When Government Subsidies Stopped, Doritos Got 15% Cheaper
Authored by James Hickman via SchiffSovereign.com,
PepsiCo spent $2.8 million last year lobbying to keep junk food eligible for food stamps.
But last week – after Health and Human Services Secretary Robert F. Kennedy Jr. got 18 states to ban SNAP purchases of products like soda, candy, and processed snacks – PepsiCo announced price cuts of up to 15% on Doritos, Lay’s, Tostitos, and other Frito-Lay products.
The company’s official explanation was “affordability.” CEO Ramon Laguarta cited low-income consumers are switching to store brands.
But the timing tells the real story.
The Supplemental Nutrition Assistance Program— food stamps— is a $100 billion per year program serving roughly 42 million Americans. And according to the USDA’s own data, about 20 cents of every SNAP dollar goes to sweetened beverages, candy, salty snacks, and sugar.
In fact soft drinks alone are the single largest category of SNAP purchases.
And, until last week, products from Pepsi’s Frito-Lay division were in 7.2% of all shopping trips paid for with SNAP (i.e. taxpayer-funded) benefits.
So when the government stopped subsidizing demand for their products, PepsiCo had to do something they hadn’t needed to do in years: compete.
This is what the free market does— it forces companies to be more efficient, cut prices, and pass savings on to their customers.
But here’s the thing— this is one company, one product line, one government program.
Zoom out and you can see just how much of price inflation in our daily lives is due directly to government spending— before we even get into monetary policy like printing money.
When a guaranteed buyer shows up with a bottomless wallet, prices go up.
Just look at college tuition. In 1965, Congress passed the Higher Education Act and began backing student loans with federal dollars.
Since then, tuition has risen roughly three times faster than inflation. A year at a private university that cost $2,800 in 1963 now costs over $85,000.
The New York Federal Reserve studied this directly and found that for every dollar increase in subsidized student loans, tuition rose by up to 60 cents.
The mechanism is simple: when the government guarantees the tuition money, universities raise prices… simply because they can.
Healthcare is even worse.
Before Medicare and Medicaid were created in 1965, the government’s share of healthcare spending was about 31%. Today it’s roughly 64%. Medicaid spending alone has grown from $13 billion in 1975 to over $900 billion today.

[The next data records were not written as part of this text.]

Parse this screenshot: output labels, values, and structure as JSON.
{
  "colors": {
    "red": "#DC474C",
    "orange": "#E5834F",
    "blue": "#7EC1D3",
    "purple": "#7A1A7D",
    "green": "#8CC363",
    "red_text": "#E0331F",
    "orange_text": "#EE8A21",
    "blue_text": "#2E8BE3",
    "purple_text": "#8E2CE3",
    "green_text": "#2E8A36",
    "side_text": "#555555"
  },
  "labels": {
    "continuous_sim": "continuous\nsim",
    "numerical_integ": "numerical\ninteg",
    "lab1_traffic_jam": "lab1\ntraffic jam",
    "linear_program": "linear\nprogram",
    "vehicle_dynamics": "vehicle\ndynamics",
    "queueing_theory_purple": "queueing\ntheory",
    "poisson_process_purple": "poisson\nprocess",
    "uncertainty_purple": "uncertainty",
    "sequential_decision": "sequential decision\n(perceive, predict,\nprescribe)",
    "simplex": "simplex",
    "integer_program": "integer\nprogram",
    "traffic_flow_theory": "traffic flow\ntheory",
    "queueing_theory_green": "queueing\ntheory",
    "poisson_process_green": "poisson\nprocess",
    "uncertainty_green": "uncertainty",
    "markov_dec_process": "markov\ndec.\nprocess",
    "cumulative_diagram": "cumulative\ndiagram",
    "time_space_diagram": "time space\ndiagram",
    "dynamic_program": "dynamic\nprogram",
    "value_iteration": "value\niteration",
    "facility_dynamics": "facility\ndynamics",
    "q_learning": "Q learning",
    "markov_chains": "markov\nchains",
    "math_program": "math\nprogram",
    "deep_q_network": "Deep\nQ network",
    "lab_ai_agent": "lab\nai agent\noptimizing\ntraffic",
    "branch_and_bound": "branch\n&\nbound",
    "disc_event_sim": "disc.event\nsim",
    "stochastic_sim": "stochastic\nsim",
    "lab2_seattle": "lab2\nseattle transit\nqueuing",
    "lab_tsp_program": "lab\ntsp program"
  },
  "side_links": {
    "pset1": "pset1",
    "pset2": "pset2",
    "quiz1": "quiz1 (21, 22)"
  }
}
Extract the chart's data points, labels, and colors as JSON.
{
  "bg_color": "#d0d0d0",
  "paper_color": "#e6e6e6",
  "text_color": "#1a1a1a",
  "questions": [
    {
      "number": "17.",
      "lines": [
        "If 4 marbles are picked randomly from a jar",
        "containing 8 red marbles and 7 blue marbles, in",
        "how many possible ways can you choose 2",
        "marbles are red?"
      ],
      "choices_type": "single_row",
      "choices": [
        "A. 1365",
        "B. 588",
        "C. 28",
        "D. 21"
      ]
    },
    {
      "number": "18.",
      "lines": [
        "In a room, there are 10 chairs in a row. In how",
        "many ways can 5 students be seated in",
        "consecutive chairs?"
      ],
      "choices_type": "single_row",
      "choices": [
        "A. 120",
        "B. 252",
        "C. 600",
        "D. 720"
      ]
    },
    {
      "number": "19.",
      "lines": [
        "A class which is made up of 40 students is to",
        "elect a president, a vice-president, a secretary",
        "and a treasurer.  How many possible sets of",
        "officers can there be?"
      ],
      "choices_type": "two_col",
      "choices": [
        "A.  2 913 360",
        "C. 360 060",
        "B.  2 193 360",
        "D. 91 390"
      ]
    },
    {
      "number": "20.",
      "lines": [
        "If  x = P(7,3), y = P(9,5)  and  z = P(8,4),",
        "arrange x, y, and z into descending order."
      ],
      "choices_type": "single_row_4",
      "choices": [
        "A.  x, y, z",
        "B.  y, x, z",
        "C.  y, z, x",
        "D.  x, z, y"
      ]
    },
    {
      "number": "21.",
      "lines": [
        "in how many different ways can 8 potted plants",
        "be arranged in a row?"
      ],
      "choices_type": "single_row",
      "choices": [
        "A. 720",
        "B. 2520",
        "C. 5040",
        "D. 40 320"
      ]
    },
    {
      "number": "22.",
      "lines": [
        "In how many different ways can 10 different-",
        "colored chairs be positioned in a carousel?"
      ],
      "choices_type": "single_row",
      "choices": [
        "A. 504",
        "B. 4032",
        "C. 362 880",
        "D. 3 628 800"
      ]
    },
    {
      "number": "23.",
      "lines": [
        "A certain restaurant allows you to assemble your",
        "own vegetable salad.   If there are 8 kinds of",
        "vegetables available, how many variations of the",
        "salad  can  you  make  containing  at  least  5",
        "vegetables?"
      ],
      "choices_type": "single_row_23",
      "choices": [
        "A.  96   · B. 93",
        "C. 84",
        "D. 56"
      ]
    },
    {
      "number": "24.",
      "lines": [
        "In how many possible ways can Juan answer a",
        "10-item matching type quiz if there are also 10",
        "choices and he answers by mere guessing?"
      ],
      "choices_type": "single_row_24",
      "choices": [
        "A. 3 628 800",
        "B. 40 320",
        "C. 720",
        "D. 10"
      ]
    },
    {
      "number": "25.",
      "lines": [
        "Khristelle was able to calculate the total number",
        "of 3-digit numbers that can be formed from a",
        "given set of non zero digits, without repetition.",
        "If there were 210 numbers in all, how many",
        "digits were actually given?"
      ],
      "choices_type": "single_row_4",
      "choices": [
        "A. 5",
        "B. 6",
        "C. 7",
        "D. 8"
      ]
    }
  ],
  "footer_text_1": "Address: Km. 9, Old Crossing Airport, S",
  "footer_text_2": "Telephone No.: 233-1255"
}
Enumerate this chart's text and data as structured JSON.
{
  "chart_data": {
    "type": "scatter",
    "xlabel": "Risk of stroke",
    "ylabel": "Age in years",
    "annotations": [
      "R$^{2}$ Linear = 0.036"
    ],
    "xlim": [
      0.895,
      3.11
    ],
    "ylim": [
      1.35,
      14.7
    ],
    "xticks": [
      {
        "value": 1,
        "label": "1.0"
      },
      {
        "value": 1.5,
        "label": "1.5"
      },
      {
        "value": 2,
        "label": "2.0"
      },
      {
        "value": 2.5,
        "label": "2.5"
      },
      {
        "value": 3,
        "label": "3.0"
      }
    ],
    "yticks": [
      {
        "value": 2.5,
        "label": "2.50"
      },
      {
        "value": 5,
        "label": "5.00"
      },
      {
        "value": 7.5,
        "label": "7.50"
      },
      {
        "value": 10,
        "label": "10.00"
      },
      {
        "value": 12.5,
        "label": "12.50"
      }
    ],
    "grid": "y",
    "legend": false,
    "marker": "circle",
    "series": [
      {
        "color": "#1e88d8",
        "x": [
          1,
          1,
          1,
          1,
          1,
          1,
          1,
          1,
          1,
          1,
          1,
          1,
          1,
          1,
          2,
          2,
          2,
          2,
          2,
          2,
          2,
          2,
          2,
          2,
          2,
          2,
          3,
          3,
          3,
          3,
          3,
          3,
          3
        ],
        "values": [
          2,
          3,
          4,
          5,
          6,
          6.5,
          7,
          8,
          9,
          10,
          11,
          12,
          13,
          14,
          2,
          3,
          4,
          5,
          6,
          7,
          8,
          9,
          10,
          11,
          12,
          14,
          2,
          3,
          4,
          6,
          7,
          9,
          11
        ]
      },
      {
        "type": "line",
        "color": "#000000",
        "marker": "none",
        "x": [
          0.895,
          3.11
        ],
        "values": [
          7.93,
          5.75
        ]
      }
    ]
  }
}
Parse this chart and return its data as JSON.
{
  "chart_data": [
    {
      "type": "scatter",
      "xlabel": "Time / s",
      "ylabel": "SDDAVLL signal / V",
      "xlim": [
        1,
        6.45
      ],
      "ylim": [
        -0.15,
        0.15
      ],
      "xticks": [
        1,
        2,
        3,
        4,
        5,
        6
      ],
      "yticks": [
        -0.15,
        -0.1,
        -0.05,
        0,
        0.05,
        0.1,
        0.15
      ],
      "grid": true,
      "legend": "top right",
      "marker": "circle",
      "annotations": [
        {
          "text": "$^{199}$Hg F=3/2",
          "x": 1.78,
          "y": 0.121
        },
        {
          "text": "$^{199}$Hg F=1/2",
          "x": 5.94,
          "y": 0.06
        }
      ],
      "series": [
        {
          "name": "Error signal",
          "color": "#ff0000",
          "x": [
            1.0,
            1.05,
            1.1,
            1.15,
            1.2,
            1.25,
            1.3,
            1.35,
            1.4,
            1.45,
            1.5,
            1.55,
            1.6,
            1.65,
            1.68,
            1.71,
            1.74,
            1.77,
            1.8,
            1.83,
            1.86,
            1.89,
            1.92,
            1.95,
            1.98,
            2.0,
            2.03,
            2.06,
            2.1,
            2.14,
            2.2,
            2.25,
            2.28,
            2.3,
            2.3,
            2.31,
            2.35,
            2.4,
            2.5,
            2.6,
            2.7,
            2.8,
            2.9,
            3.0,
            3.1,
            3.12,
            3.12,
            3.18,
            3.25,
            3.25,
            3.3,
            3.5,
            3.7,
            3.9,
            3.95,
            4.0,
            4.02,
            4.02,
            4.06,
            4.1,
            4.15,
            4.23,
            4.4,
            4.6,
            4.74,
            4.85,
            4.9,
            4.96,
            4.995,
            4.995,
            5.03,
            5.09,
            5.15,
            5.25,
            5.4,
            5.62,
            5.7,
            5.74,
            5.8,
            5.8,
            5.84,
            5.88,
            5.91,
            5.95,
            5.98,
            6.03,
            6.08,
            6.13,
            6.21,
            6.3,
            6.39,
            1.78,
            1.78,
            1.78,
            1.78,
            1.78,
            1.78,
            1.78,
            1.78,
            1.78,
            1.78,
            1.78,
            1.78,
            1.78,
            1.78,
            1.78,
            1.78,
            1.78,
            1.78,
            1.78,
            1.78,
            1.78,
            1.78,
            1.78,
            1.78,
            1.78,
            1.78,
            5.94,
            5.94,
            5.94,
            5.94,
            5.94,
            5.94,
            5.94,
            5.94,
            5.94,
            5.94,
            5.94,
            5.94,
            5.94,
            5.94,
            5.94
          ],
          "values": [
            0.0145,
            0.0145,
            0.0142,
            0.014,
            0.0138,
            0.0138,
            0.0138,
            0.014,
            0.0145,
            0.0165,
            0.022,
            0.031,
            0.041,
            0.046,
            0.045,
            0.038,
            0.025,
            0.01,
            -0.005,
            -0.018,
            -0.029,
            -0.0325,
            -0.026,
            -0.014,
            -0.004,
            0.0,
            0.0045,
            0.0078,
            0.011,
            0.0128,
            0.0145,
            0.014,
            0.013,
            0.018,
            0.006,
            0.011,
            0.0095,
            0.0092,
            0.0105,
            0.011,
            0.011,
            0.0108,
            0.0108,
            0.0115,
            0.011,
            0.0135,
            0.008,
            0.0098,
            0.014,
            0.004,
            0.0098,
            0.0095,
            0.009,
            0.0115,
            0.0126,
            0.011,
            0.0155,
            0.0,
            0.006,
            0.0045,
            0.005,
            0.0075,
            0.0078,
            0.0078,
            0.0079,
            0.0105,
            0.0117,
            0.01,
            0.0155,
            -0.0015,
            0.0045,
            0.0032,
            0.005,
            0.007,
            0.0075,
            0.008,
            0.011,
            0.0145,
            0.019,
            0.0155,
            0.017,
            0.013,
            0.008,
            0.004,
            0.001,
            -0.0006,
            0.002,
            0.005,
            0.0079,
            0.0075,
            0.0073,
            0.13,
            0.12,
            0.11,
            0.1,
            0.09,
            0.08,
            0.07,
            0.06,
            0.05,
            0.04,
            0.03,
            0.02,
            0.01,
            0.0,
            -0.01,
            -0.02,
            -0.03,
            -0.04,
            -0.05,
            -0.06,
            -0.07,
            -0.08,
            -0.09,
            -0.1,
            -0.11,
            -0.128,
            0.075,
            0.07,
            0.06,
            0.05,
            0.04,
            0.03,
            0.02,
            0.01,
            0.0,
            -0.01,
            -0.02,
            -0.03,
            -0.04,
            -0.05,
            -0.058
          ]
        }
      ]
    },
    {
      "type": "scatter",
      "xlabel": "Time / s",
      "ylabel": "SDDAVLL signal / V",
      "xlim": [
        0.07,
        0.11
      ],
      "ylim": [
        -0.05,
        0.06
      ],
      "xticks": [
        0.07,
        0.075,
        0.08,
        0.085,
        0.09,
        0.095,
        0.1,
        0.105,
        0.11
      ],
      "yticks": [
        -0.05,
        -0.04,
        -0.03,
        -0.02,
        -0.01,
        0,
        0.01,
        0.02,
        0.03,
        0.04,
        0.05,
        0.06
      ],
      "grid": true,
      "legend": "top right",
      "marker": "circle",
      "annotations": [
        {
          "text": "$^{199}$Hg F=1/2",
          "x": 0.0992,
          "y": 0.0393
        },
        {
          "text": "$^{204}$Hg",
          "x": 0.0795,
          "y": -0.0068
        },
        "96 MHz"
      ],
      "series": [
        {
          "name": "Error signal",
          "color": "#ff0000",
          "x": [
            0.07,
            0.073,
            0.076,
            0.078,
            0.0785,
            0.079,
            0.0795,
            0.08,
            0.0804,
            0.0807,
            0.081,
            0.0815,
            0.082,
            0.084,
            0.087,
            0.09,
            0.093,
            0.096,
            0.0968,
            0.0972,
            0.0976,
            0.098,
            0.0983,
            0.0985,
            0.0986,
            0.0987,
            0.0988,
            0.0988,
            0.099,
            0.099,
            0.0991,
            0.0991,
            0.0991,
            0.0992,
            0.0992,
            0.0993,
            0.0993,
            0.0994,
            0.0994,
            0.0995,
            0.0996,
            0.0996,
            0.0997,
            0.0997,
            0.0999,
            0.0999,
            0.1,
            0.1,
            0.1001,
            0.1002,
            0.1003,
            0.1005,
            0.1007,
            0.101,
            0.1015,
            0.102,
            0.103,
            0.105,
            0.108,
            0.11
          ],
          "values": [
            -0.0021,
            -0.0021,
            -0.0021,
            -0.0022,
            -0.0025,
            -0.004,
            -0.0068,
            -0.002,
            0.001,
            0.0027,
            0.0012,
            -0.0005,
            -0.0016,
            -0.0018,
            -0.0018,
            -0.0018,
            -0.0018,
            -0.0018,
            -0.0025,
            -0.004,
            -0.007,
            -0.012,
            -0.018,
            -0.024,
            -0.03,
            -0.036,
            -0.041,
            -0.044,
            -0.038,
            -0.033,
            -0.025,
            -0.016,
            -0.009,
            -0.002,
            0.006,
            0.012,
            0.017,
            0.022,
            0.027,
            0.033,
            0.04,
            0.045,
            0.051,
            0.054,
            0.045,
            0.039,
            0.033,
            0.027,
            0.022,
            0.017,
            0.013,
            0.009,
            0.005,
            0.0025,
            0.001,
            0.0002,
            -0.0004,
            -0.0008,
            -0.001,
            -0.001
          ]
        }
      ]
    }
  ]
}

And— shocker— healthcare prices have risen dramatically over the same period. The US now spends nearly $5 trillion per year on healthcare, far more per capita than any other developed country, with outcomes that are often worse.
The pattern is the same everywhere you look: the government shows up with money. Prices rise to absorb it. The subsidy becomes permanent. The industry restructures itself around the guaranteed revenue. And then anyone who suggests pulling back the money is accused of “cutting” a vital service.
Now consider the scale of this in America today.
Federal spending has risen from about 18% of GDP in the 1990s to nearly 24% today. That means almost a quarter of the entire American economy is government money.
Of this, Treasury Secretary Scott Bessent has publicly estimated that 10% of the federal budget— roughly $600 billion per year— is lost to outright fraud of the Somali daycare type in Minnesota.
Then there’s the legal graft. California alone received roughly $100 billion in federal grants over the past few years for DEI initiatives that produced nothing except more government jobs and campaign contributions.
So how much of America’s economic output is actually real?
How much is just government money making a round trip— borrow more debt, hand it out through some boondoggle program where it is spent at a PepsiCo subsidiary, counted as “economic activity,” making people obese… then more money spent on healthcare to keep them alive and paying enough taxes for the government to be able to pay interest on the debt…
It’s absurd when you think about it. We don’t have a precise answer. But the Pepsi story gives us a clue. The moment the government stopped subsidizing one small corner of the economy, prices dropped by 15% within a week.
RFK didn’t regulate PepsiCo. He didn’t cap prices. He didn’t launch an antitrust investigation. He simply stopped the government from funneling taxpayer dollars into unhealthy food… and the market corrected overnight.
Now imagine what would happen if the government stopped subsidizing entire industries— the defense contractors billing $10,000 for a toilet seat, the universities charging $85,000 for a degree in gender studies, the healthcare system where nobody can tell you what anything costs.
We might finally find out how much of this economy is real.
And that, frankly, is what makes it so hard to fix. Because so many peoples’ livelihoods now depend on the government gravy train.
But this trajectory has an expiration date. The federal government borrows $2 trillion a year to keep it all going. Interest on that debt already exceeds $1 trillion annually— more than the entire military budget— and it’s growing faster than any other line item.
If rates stay elevated because inflation won’t come down, the cost of servicing the debt crowds out everything else.
If the government responds by printing money to cover the gap, inflation gets worse.
And it makes sense to have a Plan B that doesn’t depend on Washington finding fiscal discipline before the math catches up with them.